Las alertas empezaron en la prelatura de Huamachuco, provincia de La Libertad, con abusos denunciados por las víctimas y por tres sacerdotes, Esteban Desposorio, Nery Tocto y Agustín Díaz. Lo terrible es que el obispo local, Sebastián Ramis, no solo minimizó los reclamos de estos religiosos, sino que tampoco los protegió cuando fueron amedrentados.
Da rabia saber que Ramis quedó prácticamente indemne y ahora ya está de retiro en su país natal. Pero el escándalo pasó a la capital de la región, Trujillo, cuyo arzobispo hoy es monseñor Miguel Cabrejos, a quien hay que ponerle los reflectores encima porque es nada menos que presidente de la CEP (Conferencia Episcopal Peruana) y también del CELAM (Consejo Episcopal Latinoamericano). O sea, es la máxima autoridad de la iglesia latinoamericana.
¿Qué hizo Cabrejos tras leer una carta el 6 de enero del 2016 donde los curas denunciantes le cuentan lo de Huamachuco?

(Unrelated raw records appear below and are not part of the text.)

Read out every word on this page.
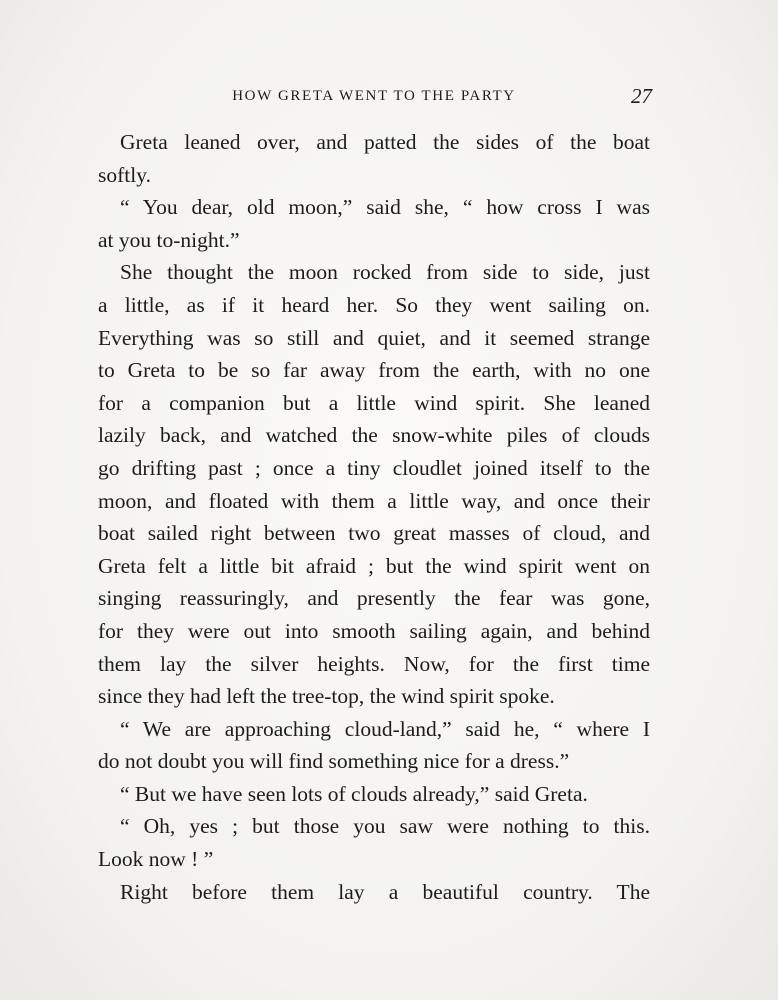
HOW GRETA WENT TO THE PARTY	27
Greta leaned over, and patted the sides of the boat
softly.
“ You dear, old moon,” said she, “ how cross I was
at you to-night.”
She thought the moon rocked from side to side, just
a little, as if it heard her. So they went sailing on.
Everything was so still and quiet, and it seemed strange
to Greta to be so far away from the earth, with no one
for a companion but a little wind spirit. She leaned
lazily back, and watched the snow-white piles of clouds
go drifting past ; once a tiny cloudlet joined itself to the
moon, and floated with them a little way, and once their
boat sailed right between two great masses of cloud, and
Greta felt a little bit afraid ; but the wind spirit went on
singing reassuringly, and presently the fear was gone,
for they were out into smooth sailing again, and behind
them lay the silver heights. Now, for the first time
since they had left the tree-top, the wind spirit spoke.
“ We are approaching cloud-land,” said he, “ where I
do not doubt you will find something nice for a dress.”
“ But we have seen lots of clouds already,” said Greta.
“ Oh, yes ; but those you saw were nothing to this.
Look now ! ”
Right before them lay a beautiful country. The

Pues, muy poco. Le escribió a Ramis pidiéndole que arregle su prelatura y promovió investigaciones canónicas, de esas que acaban en suspensiones blandas. Sin embargo, sus voceros (este no accedió a hablar con la periodista, sino a través de terceros), no han aportado ninguna prueba de que el arzobispo haya colaborado con la judicialización de los casos, que ya no solo involucraban a Huamachuco, sino a sacerdotes de Trujillo.
Al revés, Melissa consigna una carta, en la que Cabrejos le da licencia a su exvicario general, Ricardo Angulo, para dejar su cargo en el arzobispado, y batallar legalmente con quienes lo aludían entre los sacerdotes que habrían asistido a fiestas donde había comercio sexual con menores. Angulo procedió a interponer una denuncia por asociación ilícita para delinquir.
Vamos, no acuso a Angulo pues no hay mayores pruebas más allá de lo referido por testigos en la investigación; pero permitirle batallar legalmente sin siquiera abrir un proceso interno (lo reconoce el comunicado) va contra el clamor del Vaticano respecto al rol proactivo judicialmente, jamás encubridor, que debe tener la iglesia ante la más mínima sospecha de abuso. Monseñor Cabrejos debe explicar qué hizo de eficaz y reparador para que la impunidad de clérigos abusadores no campee en el norte.